Strijd met de Alcoholwet
30. Ten slotte voert verzoekster aan dat de burgemeester onvoldoende heeft onderzocht of tijdens het evenement zal worden voldaan aan de eisen die worden gesteld in de Alcoholwet.
31. Voor het schenken van zwak-alcoholische dranken tijdens het evenement geldt een aparte ontheffing. Deze ontheffing maakt naar het oordeel van de voorzieningenrechter geen onderdeel uit van de evenementenvergunning. Als door vergunninghouder tijdens het evenement wordt gehandeld in strijd met de Alcoholwet is dit een kwestie van handhaving.
Conclusie
32. De conclusie van het voorgaande is dat de bezwaargronden van verzoekster tegen de evenementenvergunning naar het voorlopig oordeel van de voorzieningenrechter niet slagen. De burgemeester zal het bezwaar naar alle waarschijnlijkheid ongegrond verklaren.

Belangenafweging

33. Zoals opgenomen onder 32 heeft de voorzieningenrechter weinig twijfel over de rechtmatigheid van de evenementenvergunning. Dit heeft tot gevolg dat er minder ruimte is voor een belangenafweging door de voorzieningenrechter in het voordeel van verzoekster. Gelet op de belangen die onder 20 al zijn opgesomd en de beperkte ruimte die er is om de belangen van verzoekster mee te wegen, ziet de voorzieningenrechter geen reden om de belangen van verzoekster zwaarder te laten wegen. Er is daarom geen aanleiding om de evenementenvergunning bij wijze van voorlopige voorziening te schorsen.

Conclusie en gevolgen

De voorzieningenrechter wijst de verzoeken af. Dat betekent dat het evenement [evenement] vanaf 25 november 2022 van start mag gaan. Voor vergoeding van het griffierecht of een proceskostenveroordeling bestaat geen aanleiding.

Beslissing

De voorzieningenrechter wijst de verzoeken om voorlopige voorzieningen af.
Deze uitspraak is gedaan door mr. J. Wolbrink, voorzieningenrechter, in aanwezigheid van mr. I.C. de Zeeuw-'t Lam, griffier.
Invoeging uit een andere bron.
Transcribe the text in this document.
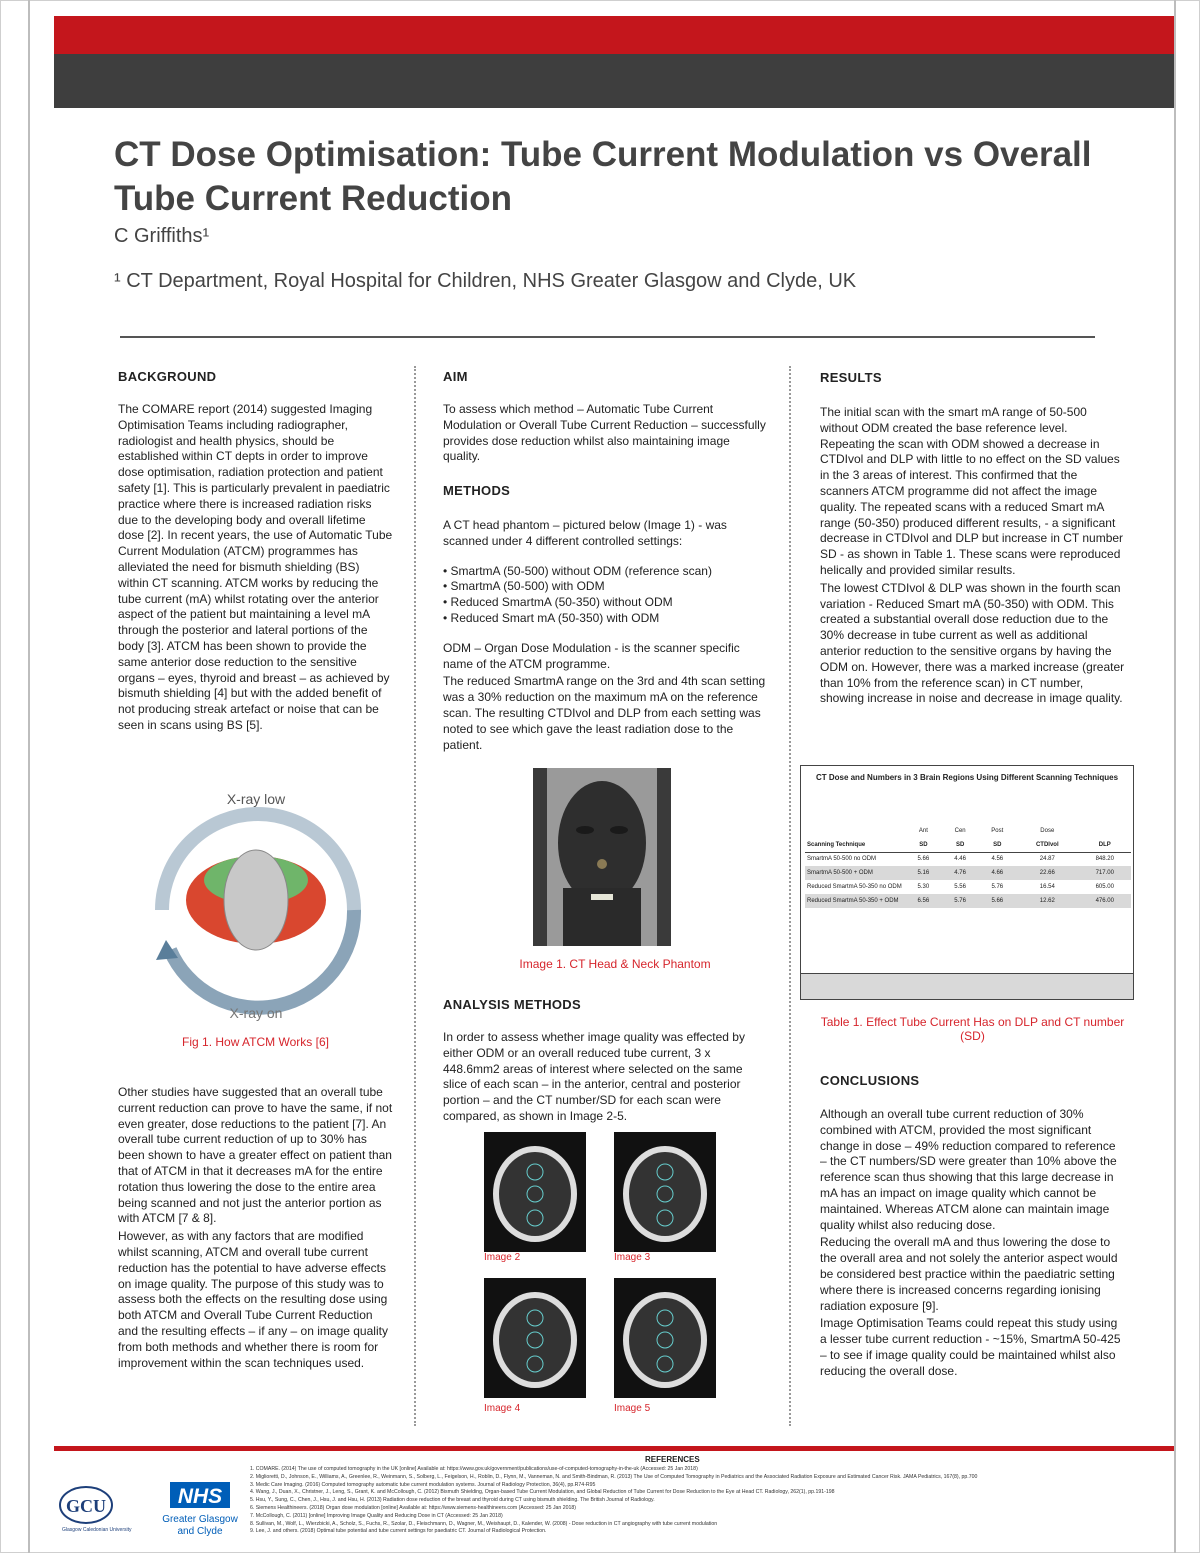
CT Dose Optimisation: Tube Current Modulation vs Overall Tube Current Reduction
C Griffiths¹
¹ CT Department, Royal Hospital for Children, NHS Greater Glasgow and Clyde, UK
BACKGROUND

The COMARE report (2014) suggested Imaging Optimisation Teams including radiographer, radiologist and health physics, should be established within CT depts in order to improve dose optimisation, radiation protection and patient safety [1]. This is particularly prevalent in paediatric practice where there is increased radiation risks due to the developing body and overall lifetime dose [2]. In recent years, the use of Automatic Tube Current Modulation (ATCM) programmes has alleviated the need for bismuth shielding (BS) within CT scanning. ATCM works by reducing the tube current (mA) whilst rotating over the anterior aspect of the patient but maintaining a level mA through the posterior and lateral portions of the body [3]. ATCM has been shown to provide the same anterior dose reduction to the sensitive organs – eyes, thyroid and breast – as achieved by bismuth shielding [4] but with the added benefit of not producing streak artefact or noise that can be seen in scans using BS [5].

X-ray low
X-ray on
Fig 1. How ATCM Works [6]

Other studies have suggested that an overall tube current reduction can prove to have the same, if not even greater, dose reductions to the patient [7]. An overall tube current reduction of up to 30% has been shown to have a greater effect on patient than that of ATCM in that it decreases mA for the entire rotation thus lowering the dose to the entire area being scanned and not just the anterior portion as with ATCM [7 & 8].

However, as with any factors that are modified whilst scanning, ATCM and overall tube current reduction has the potential to have adverse effects on image quality. The purpose of this study was to assess both the effects on the resulting dose using both ATCM and Overall Tube Current Reduction and the resulting effects – if any – on image quality from both methods and whether there is room for improvement within the scan techniques used.

AIM
To assess which method – Automatic Tube Current Modulation or Overall Tube Current Reduction – successfully provides dose reduction whilst also maintaining image quality.
METHODS

A CT head phantom – pictured below (Image 1) - was scanned under 4 different controlled settings:

• SmartmA (50-500) without ODM (reference scan)
• SmartmA (50-500) with ODM
• Reduced SmartmA (50-350) without ODM
• Reduced Smart mA (50-350) with ODM

ODM – Organ Dose Modulation - is the scanner specific name of the ATCM programme.

The reduced SmartmA range on the 3rd and 4th scan setting was a 30% reduction on the maximum mA on the reference scan. The resulting CTDIvol and DLP from each setting was noted to see which gave the least radiation dose to the patient.

Image 1. CT Head & Neck Phantom
ANALYSIS METHODS
In order to assess whether image quality was effected by either ODM or an overall reduced tube current, 3 x 448.6mm2 areas of interest where selected on the same slice of each scan – in the anterior, central and posterior portion – and the CT number/SD for each scan were compared, as shown in Image 2-5.
Image 2	Image 3
Image 4	Image 5
RESULTS

The initial scan with the smart mA range of 50-500 without ODM created the base reference level. Repeating the scan with ODM showed a decrease in CTDIvol and DLP with little to no effect on the SD values in the 3 areas of interest. This confirmed that the scanners ATCM programme did not affect the image quality. The repeated scans with a reduced Smart mA range (50-350) produced different results, - a significant decrease in CTDIvol and DLP but increase in CT number SD - as shown in Table 1. These scans were reproduced helically and provided similar results.

The lowest CTDIvol & DLP was shown in the fourth scan variation - Reduced Smart mA (50-350) with ODM. This created a substantial overall dose reduction due to the 30% decrease in tube current as well as additional anterior reduction to the sensitive organs by having the ODM on. However, there was a marked increase (greater than 10% from the reference scan) in CT number, showing increase in noise and decrease in image quality.

CT Dose and Numbers in 3 Brain Regions Using Different Scanning Techniques
	Ant	Cen	Post	Dose	
Scanning Technique	SD	SD	SD	CTDIvol	DLP
SmartmA 50-500 no ODM	5.66	4.46	4.56	24.87	848.20
SmartmA 50-500 + ODM	5.16	4.76	4.66	22.66	717.00
Reduced SmartmA 50-350 no ODM	5.30	5.56	5.76	16.54	605.00
Reduced SmartmA 50-350 + ODM	6.56	5.76	5.66	12.62	476.00
Table 1. Effect Tube Current Has on DLP and CT number (SD)
CONCLUSIONS

Although an overall tube current reduction of 30% combined with ATCM, provided the most significant change in dose – 49% reduction compared to reference – the CT numbers/SD were greater than 10% above the reference scan thus showing that this large decrease in mA has an impact on image quality which cannot be maintained. Whereas ATCM alone can maintain image quality whilst also reducing dose.

Reducing the overall mA and thus lowering the dose to the overall area and not solely the anterior aspect would be considered best practice within the paediatric setting where there is increased concerns regarding ionising radiation exposure [9].

Image Optimisation Teams could repeat this study using a lesser tube current reduction - ~15%, SmartmA 50-425 – to see if image quality could be maintained whilst also reducing the overall dose.

REFERENCES
1. COMARE. (2014) The use of computed tomography in the UK [online] Available at: https://www.gov.uk/government/publications/use-of-computed-tomography-in-the-uk (Accessed: 25 Jan 2018)
2. Miglioretti, D., Johnson, E., Williams, A., Greenlee, R., Weinmann, S., Solberg, L., Feigelson, H., Roblin, D., Flynn, M., Vanneman, N. and Smith-Bindman, R. (2013) The Use of Computed Tomography in Pediatrics and the Associated Radiation Exposure and Estimated Cancer Risk. JAMA Pediatrics, 167(8), pp.700
3. Medic Care Imaging. (2016) Computed tomography automatic tube current modulation systems. Journal of Radiology Protection, 36(4), pp.R74-R95
4. Wang, J., Duan, X., Christner, J., Leng, S., Grant, K. and McCollough, C. (2012) Bismuth Shielding, Organ-based Tube Current Modulation, and Global Reduction of Tube Current for Dose Reduction to the Eye at Head CT. Radiology, 262(1), pp.191-198
5. Hsu, Y., Sung, C., Chen, J., Hsu, J. and Hsu, H. (2013) Radiation dose reduction of the breast and thyroid during CT using bismuth shielding. The British Journal of Radiology.
6. Siemens Healthineers. (2018) Organ dose modulation [online] Available at: https://www.siemens-healthineers.com (Accessed: 25 Jan 2018)
7. McCollough, C. (2011) [online] Improving Image Quality and Reducing Dose in CT (Accessed: 25 Jan 2018)
8. Sullivan, M., Wolf, L., Wierzbicki, A., Scholz, S., Fuchs, R., Szolar, D., Fleischmann, D., Wagner, M., Weishaupt, D., Kalender, W. (2008) - Dose reduction in CT angiography with tube current modulation
9. Lee, J. and others. (2018) Optimal tube potential and tube current settings for paediatric CT. Journal of Radiological Protection.
GCU
Glasgow Caledonian University
NHS
Greater Glasgow
and Clyde
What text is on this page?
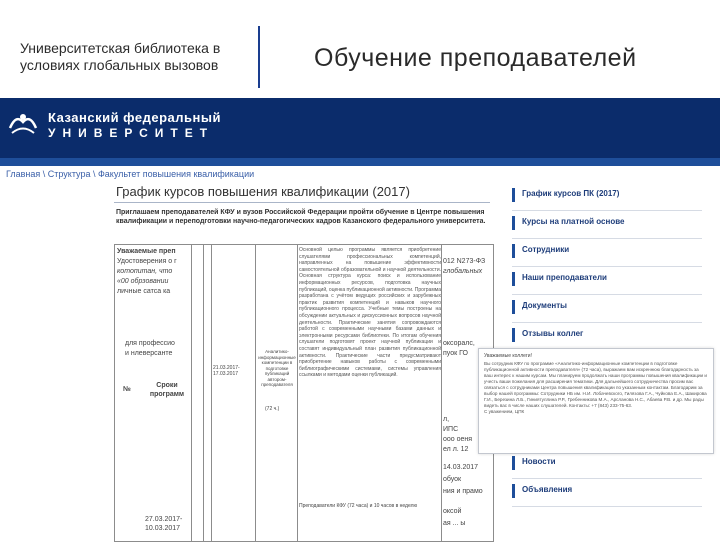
Университетская библиотека в условиях глобальных вызовов	Обучение преподавателей
Казанский федеральный
УНИВЕРСИТЕТ
Главная \ Структура \ Факультет повышения квалификации
График курсов повышения квалификации (2017)
Приглашаем преподавателей КФУ и вузов Российской Федерации пройти обучение в Центре повышения квалификации и переподготовки научно-педагогических кадров Казанского федерального университета.
Уважаемые преп
Удостоверения о г
котопитан, что
«00 обрзовании
личные сатса ка
для профессио
и нлеверсанте
№
Сроки программ
21.03.2017-17.03.2017
Аналитико-информационные компетенции в подготовке публикаций автором-преподавателя
(72 ч.)
27.03.2017- 10.03.2017
Основной целью программы является приобретение слушателями профессиональных компетенций, направленных на повышение эффективности самостоятельной образовательной и научной деятельности. Основная структура курса: поиск и использование информационных ресурсов, подготовка научных публикаций, оценка публикационной активности. Программа разработана с учётом ведущих российских и зарубежных практик развития компетенций и навыков научного публикационного процесса. Учебные темы построены на обсуждении актуальных и дискуссионных вопросов научной деятельности. Практические занятия сопровождаются работой с современными научными базами данных и электронными ресурсами библиотеки. По итогам обучения слушатели подготовят проект научной публикации и составят индивидуальный план развития публикационной активности. Практические части предусматривают приобретение навыков работы с современными библиографическими системами, системы управления ссылками и методами оценки публикаций.
Преподаватели КФУ (72 часа) и 10 часов в неделю
012 N273-ФЗ
глобальных
оксоралс,
пуок ГО
л,
ИПС
ооо оеня
ел л. 12
14.03.2017
обуок
ния и прамо
оксой
ая ... ы
График курсов ПК (2017)
Курсы на платной основе
Сотрудники
Наши преподаватели
Документы
Отзывы коллег
Новости
Объявления
Уважаемые коллеги!
Вы сотрудник КФУ по программе «Аналитико-информационные компетенции в подготовке публикационной активности преподавателя» (72 часа), выражаем вам искреннюю благодарность за ваш интерес к нашим курсам. Мы планируем продолжать наши программы повышения квалификации и учесть ваши пожелания для расширения тематики. Для дальнейшего сотрудничества просим вас связаться с сотрудниками Центра повышения квалификации по указанным контактам. Благодарим за выбор нашей программы: Сотрудники НБ им. Н.И. Лобачевского, Гилязова Г.А., Чуйкова Е.А., Шакирова Г.И., Березина Л.Б., Гиниятуллина Р.Р., Гребенникова М.А., Арсланова Н.С., Абаева Р.В. и др. Мы рады видеть вас в числе наших слушателей. Контакты: +7 (843) 233-75-63.
С уважением, ЦПК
De uitspraak is uitgesproken in het openbaar op
23 november 2022.
De griffier is verhinderd De rechter is verhinderd
deze uitspraak te ondertekenen. deze uitspraak te ondertekenen.
griffier
voorzieningenrechter
Een afschrift van deze uitspraak is verzonden aan partijen op:

Tegen deze uitspraak staat geen hoger beroep of verzet open.

Voetnoten

1.Artikel 8:81 van de Algemene wet bestuursrecht (Awb).
2.De voorzieningenrechter verwijst bijvoorbeeld naar de uitspraak van de Afdeling van 28 maart 2018, ECLI:NL:RVS:2018:1063.
4.Artikel 1:8, eerste lid, aanhef en onder d, van de APV.